Joanne A.P. Wilson, MD, emeritus professor of medicine at Duke University School of Medicine, has been honored as the recipient of the UNC Black Alumni Reunion’s James L. Lassiter, J. Kenneth Lee, Floyd B. McKissick Sr. and James R. Walker Trailblazer Award. 

The Trailblazer Award recognizes a Black alumnus of the University of North Carolina who paved the way for African Americans during the first 20 years of integration at Carolina. The award was presented to Wilson during UNC Black Alumni Reunion on October 3.  

Wilson graduated with honors from UNC in 1969 and enrolled at Duke University School of Medicine the same year. At the time she was the only Black student, and one of only three women, in her medical school class. She was elected to AOA and was president of the Medical Student Body. 

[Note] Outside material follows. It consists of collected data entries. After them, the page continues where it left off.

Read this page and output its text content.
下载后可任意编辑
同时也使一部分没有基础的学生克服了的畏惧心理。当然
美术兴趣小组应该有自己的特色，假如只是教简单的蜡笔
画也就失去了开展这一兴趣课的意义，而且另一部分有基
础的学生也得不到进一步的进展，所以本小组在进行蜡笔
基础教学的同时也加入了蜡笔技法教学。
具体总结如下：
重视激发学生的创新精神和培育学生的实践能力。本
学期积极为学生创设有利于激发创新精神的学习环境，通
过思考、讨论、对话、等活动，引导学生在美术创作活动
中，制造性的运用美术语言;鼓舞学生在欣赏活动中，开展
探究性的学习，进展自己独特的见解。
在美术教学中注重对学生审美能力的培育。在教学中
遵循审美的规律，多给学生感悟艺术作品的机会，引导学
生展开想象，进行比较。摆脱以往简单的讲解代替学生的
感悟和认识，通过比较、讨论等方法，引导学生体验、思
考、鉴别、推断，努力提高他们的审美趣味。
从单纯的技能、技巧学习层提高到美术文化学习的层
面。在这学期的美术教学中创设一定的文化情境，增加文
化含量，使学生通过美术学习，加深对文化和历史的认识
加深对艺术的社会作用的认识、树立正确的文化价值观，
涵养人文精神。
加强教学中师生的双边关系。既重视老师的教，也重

When Wilson graduated first in her medical school class in 1973, just the second Black woman to earn a medical degree from Duke. She joined the School of Medicine faculty in 1986 and remained at Duke for the remainder of her professional career: 37 years as a leader, educator, and clinical gastroenterologist, until she retired last June. 

The UNC Black Alumni Reunion Trailblazer Award is named in honor of James L. Lassiter, J. Kenneth Lee, Floyd B. McKissick Sr., and James R. Walker, Carolina’s earliest Black students.